ABSTRACT

When in the summer of 1917, Ernst W. Olson – the editor of Ungdomsvännen, a Swedish-American monthly for young adults – decided to publish a short war poem by Swedish-American author Carl Lönnquist (Lönnquist, 1917: 168), he certainly did not predict the degree of condemnation the magazine would subsequently face as a result. The publication of the four-stanza elegy which criticized the decision of the American authorities to enter the First World War, not only aroused indignation among the readers, but forced Olson to resign from his office, and marked the onset of the end of the magazine’s two-decade-long existence on the Swedish-American literary market. Yet, nothing in the Lönnquist’s poem was inconsistent with the previous approach of Ungdomsvännen and many other Swedish-American newspapers to the ongoing conflict. The analyses of the ethnic press market, conducted by H. Arnold Barton, Sture Lindmark, and Finis Herbert Capps among others, linked the Swedish-American press with Germanophile attitudes during the first years of the war.

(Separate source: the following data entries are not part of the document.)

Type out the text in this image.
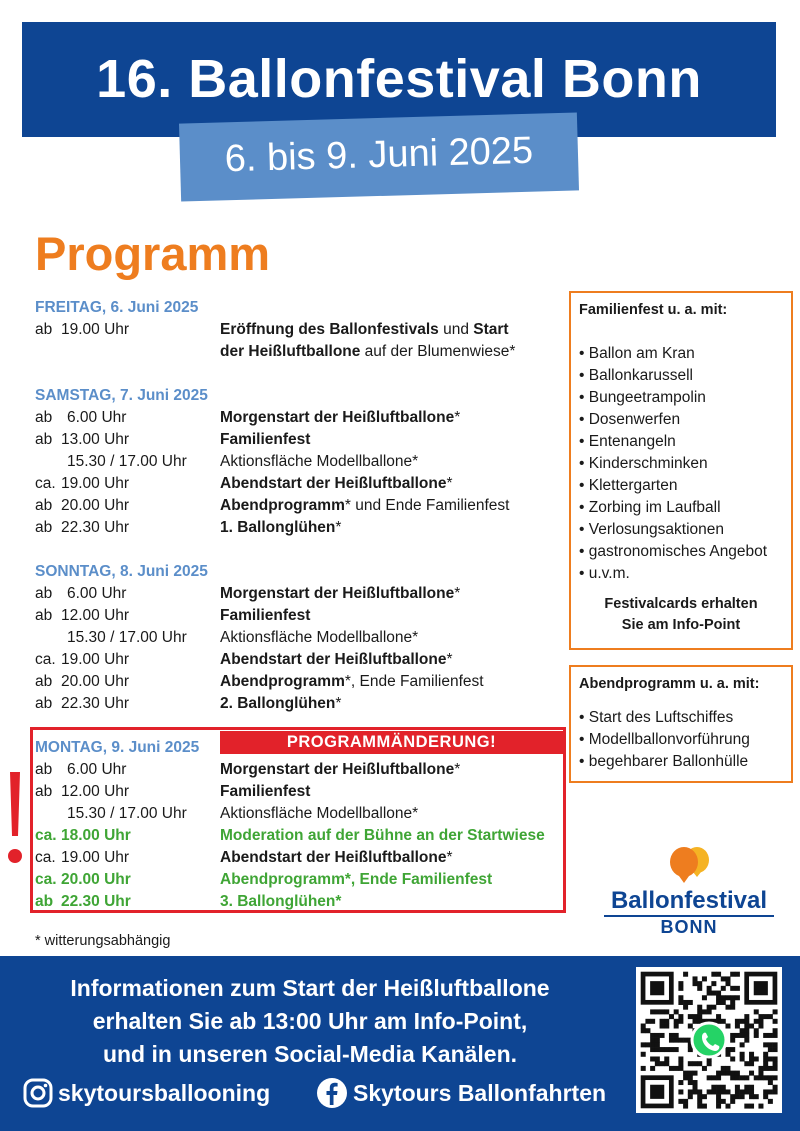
16. Ballonfestival Bonn
6. bis 9. Juni 2025
Programm
FREITAG, 6. Juni 2025
ab 19.00 Uhr	Eröffnung des Ballonfestivals und Start
der Heißluftballone auf der Blumenwiese*
SAMSTAG, 7. Juni 2025
ab 6.00 Uhr	Morgenstart der Heißluftballone*
ab 13.00 Uhr	Familienfest
15.30 / 17.00 Uhr	Aktionsfläche Modellballone*
ca. 19.00 Uhr	Abendstart der Heißluftballone*
ab 20.00 Uhr	Abendprogramm* und Ende Familienfest
ab 22.30 Uhr	1. Ballonglühen*
SONNTAG, 8. Juni 2025
ab 6.00 Uhr	Morgenstart der Heißluftballone*
ab 12.00 Uhr	Familienfest
15.30 / 17.00 Uhr	Aktionsfläche Modellballone*
ca. 19.00 Uhr	Abendstart der Heißluftballone*
ab 20.00 Uhr	Abendprogramm*, Ende Familienfest
ab 22.30 Uhr	2. Ballonglühen*
PROGRAMMÄNDERUNG!
MONTAG, 9. Juni 2025
ab 6.00 Uhr	Morgenstart der Heißluftballone*
ab 12.00 Uhr	Familienfest
15.30 / 17.00 Uhr	Aktionsfläche Modellballone*
ca. 18.00 Uhr	Moderation auf der Bühne an der Startwiese
ca. 19.00 Uhr	Abendstart der Heißluftballone*
ca. 20.00 Uhr	Abendprogramm*, Ende Familienfest
ab 22.30 Uhr	3. Ballonglühen*
* witterungsabhängig
Familienfest u. a. mit:
• Ballon am Kran
• Ballonkarussell
• Bungeetrampolin
• Dosenwerfen
• Entenangeln
• Kinderschminken
• Klettergarten
• Zorbing im Laufball
• Verlosungsaktionen
• gastronomisches Angebot
• u.v.m.
Festivalcards erhalten
Sie am Info-Point
Abendprogramm u. a. mit:
• Start des Luftschiffes
• Modellballonvorführung
• begehbarer Ballonhülle
Ballonfestival
BONN
Informationen zum Start der Heißluftballone
erhalten Sie ab 13:00 Uhr am Info-Point,
und in unseren Social-Media Kanälen.
skytoursballooning	Skytours Ballonfahrten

Examples of such newspapers include Svenska Amerikanaren, which described Swedes as the most pro-German of all the nationalities in the United States (Chicago, 31 December 1914), and Hemlandet, which encouraged Sweden to join the Central Powers (Chicago, 6 August 1914) (Barton, 1994: 245–246. Cf. Lindmark, 1971; Capps, 1966). Following the example of other Swedish-American newspapers and periodicals, both before and after the outbreak of the war, Ungdomsvännen consistently exposed their young subscribers to numerous texts and visual materials with a distinct pro-German bias, praising American neutrality, denouncing the actions of Russia, and emphasizing the deep and ingrained connection between Germany and the immigrants’ homeland of Sweden. The year of 1917, however, marked the American entrance into the war and the beginning of a new era for narratives of ethnic warfare.